In 1884, the French envoy Bonnal, who was based on hang Gai Street, imported two carts from Japan called “Jinrikisha”. Vietnamese people called these carts “rickshaw” or “hand-drawn carts” because they were pulled by a porter who ran in front and gripped the cart’s handles. The men pulling the carts were known as “rickshaw pullers” or, to Westerners, “coolies”.

The first two rickshaws brought to Vietnam in front of the French Legation on Hang Gai Street

Documents reveal that the envoy presented one of the first two rickshaws to a powerful missionary named Bishop Puginier. The other was used by the envoy and eventually passed to a local envoy to study its manufacture. The French anticipated that once the city was modelled after a Western city with cobbled roads and later asphalt, demand for downtown transport would rocket.

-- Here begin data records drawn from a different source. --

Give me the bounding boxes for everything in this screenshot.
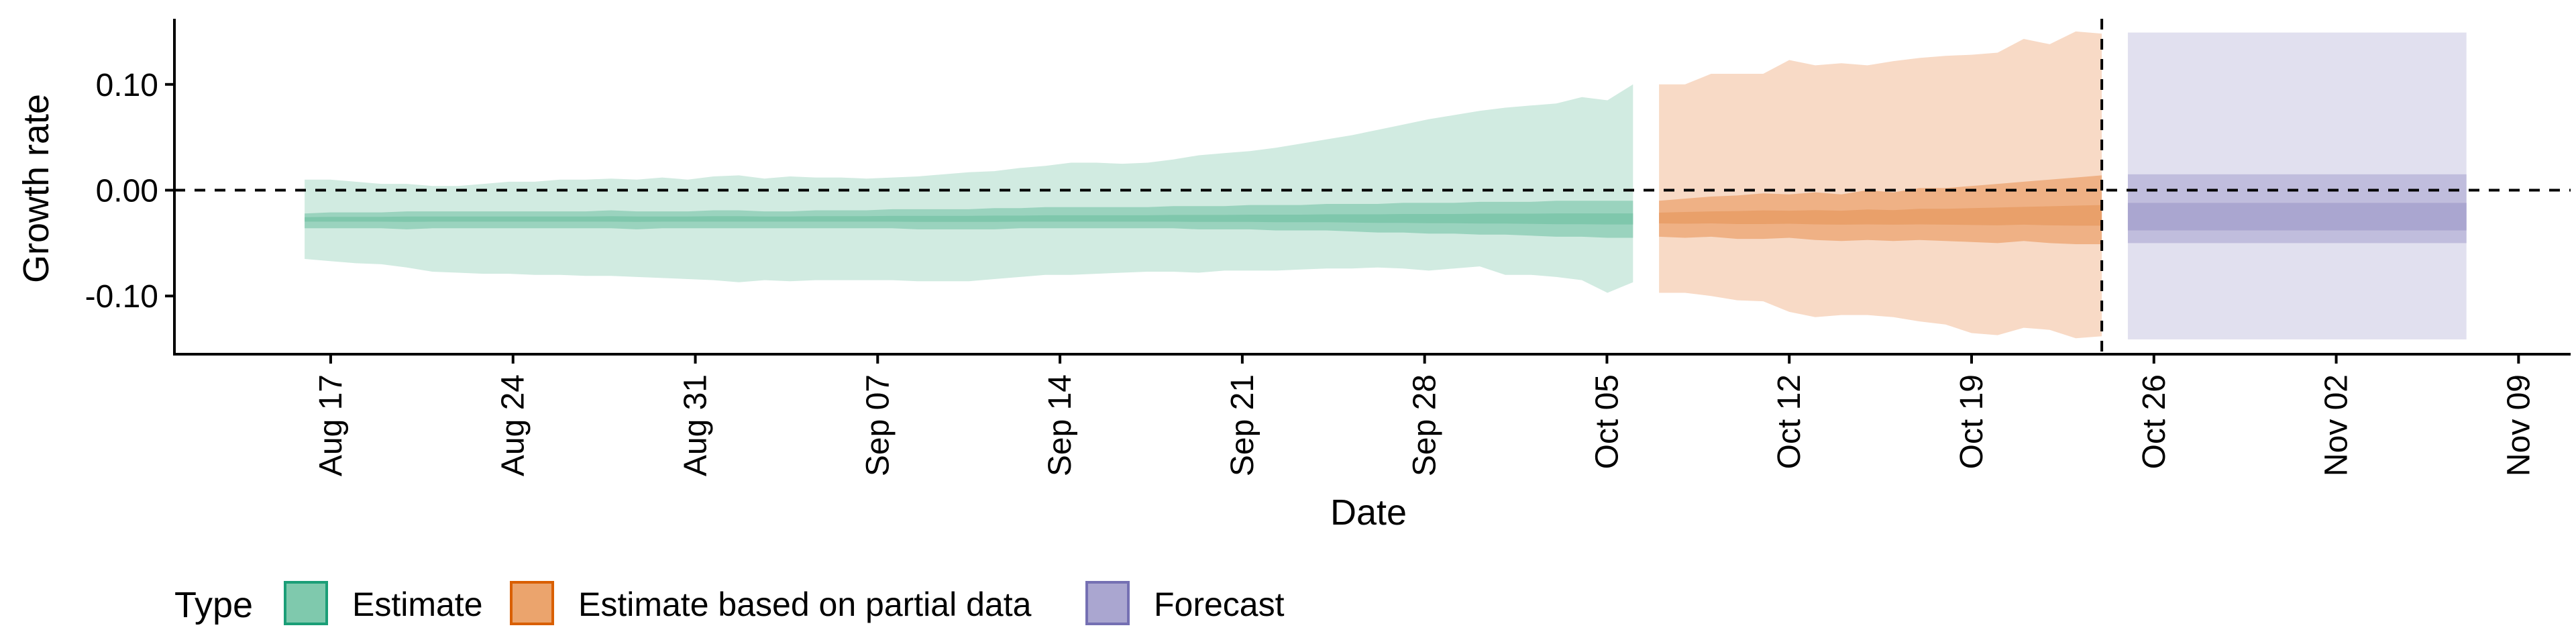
series-estimate-based-on-partial-data <box>1659 31 2102 339</box>
legend: Type Estimate Estimate based on partial d… <box>174 581 1285 625</box>
x-tick-label: Oct 12 <box>1772 374 1807 469</box>
axes-layer: Growth rate Date -0.10 0.00 0.10 Aug 17 Aug … <box>16 19 2571 533</box>
y-tick-label: -0.10 <box>85 279 158 315</box>
x-tick-label: Oct 26 <box>2137 374 2172 469</box>
legend-key <box>510 581 554 625</box>
legend-key <box>284 581 328 625</box>
legend-label: Estimate <box>352 586 483 623</box>
median-band <box>2127 203 2467 231</box>
legend-key <box>1085 581 1130 625</box>
reference-lines <box>174 19 2571 354</box>
x-tick-label: Sep 14 <box>1042 374 1078 476</box>
y-axis-title: Growth rate <box>16 94 56 283</box>
legend-label: Estimate based on partial data <box>578 586 1032 623</box>
x-axis-title: Date <box>1330 492 1407 533</box>
x-tick-label: Nov 09 <box>2501 374 2536 476</box>
x-tick-label: Oct 05 <box>1589 374 1625 469</box>
band-layer <box>305 31 2467 339</box>
inner-interval-band <box>1659 175 2102 244</box>
series-estimate <box>305 84 1633 293</box>
x-tick-label: Aug 24 <box>496 374 531 476</box>
outer-interval-band <box>1659 31 2102 339</box>
x-tick-label: Sep 28 <box>1407 374 1443 476</box>
series-forecast <box>2127 32 2467 339</box>
outer-interval-band <box>305 84 1633 293</box>
median-band <box>1659 205 2102 226</box>
legend-title: Type <box>174 585 253 625</box>
x-tick-label: Aug 31 <box>678 374 714 476</box>
x-tick-label: Aug 17 <box>313 374 349 476</box>
x-tick-label: Oct 19 <box>1954 374 1990 469</box>
y-tick-label: 0.10 <box>96 68 158 103</box>
legend-label: Forecast <box>1154 586 1285 623</box>
x-tick-label: Sep 07 <box>860 374 896 476</box>
x-tick-label: Sep 21 <box>1225 374 1260 476</box>
y-tick-label: 0.00 <box>96 174 158 209</box>
x-tick-label: Nov 02 <box>2319 374 2355 476</box>
median-band <box>305 213 1633 225</box>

This proved true. After Hanoi became a colonial city, downtown transportation was heavily reliant on two types of transport: rickshaws and trams. Five tram lines constructed in the first quarter of the 20th century connected the city’s four entrance gates, allowing rural inhabitants of suburban villages to reach all major marketplaces and residential neighbourhoods. Sword Lake, the city’s administrative centre, was selected as the convergence point.

Rickshaws and a tram on crowded Hang Dao Street.

Urbanites’ other transport needs were met by rickshaws of different standards, from uptown families with private rickshaws to common people who hired public rickshaws. At first, the City’s administration monitored the number and types of rickshaws in use. iron-wheeled rickshaws were allowed on cobbled roads (mainly on the outskirts) while rickshaws with rubber-coated iron wheels (tires) were allowed on asphalt roads (downtown). Businesses bid on contracts to provide these services.

In the 1930s, many new means of transport were introduced, such as cars, bicycles and an alternative to rickshaws – cyclos. however, it was not until 1945-1946 that the difficult lives of rickshaw pullers’ aroused public concern and people began to view rickshaws as barbaric. This prompted their disappearance from the streets of Hanoi and Vietnam in general.

Rickshaws and an elephant (owned by the local governor) outside a hotel on La Rue Jules Ferry (now Hang Trong Street).

The French once deemed the rickshaw as a civilising tool. Both the carts and the pullers were put on display at colonial fairs in Paris and Marseille. In reality, pulling a rickshaw was so gruelling that it laid bare the social chasm between the haves and the haves-not, the natives and the colonialists. Writer Nguyen Cong Hoan compared coolies to horses (human horses – horse humans) while revolutionist Nguyen ai Quoc illustrated a colonialist seated in a rickshaw as his puller gritted his teeth to condemn social disparity and colonialism.

Emperor Thanh Thai's mother's rickshaw was returned from France to Hue

Recently, a rickshaw that once belonged to the mother of emperor Thanh Thai that was manufactured in Hanoi and exquisitely decorated with mother-of-pearl was returned to Vietnam from France after being bought at auction by the Centre for Preservation of the Hue Former Citadel with the support of various Vietnamese organisations and individuals. The return of this artefact drew widespread public attention, despite the fact that this method of transport has long faded into obscurity in Vietnam.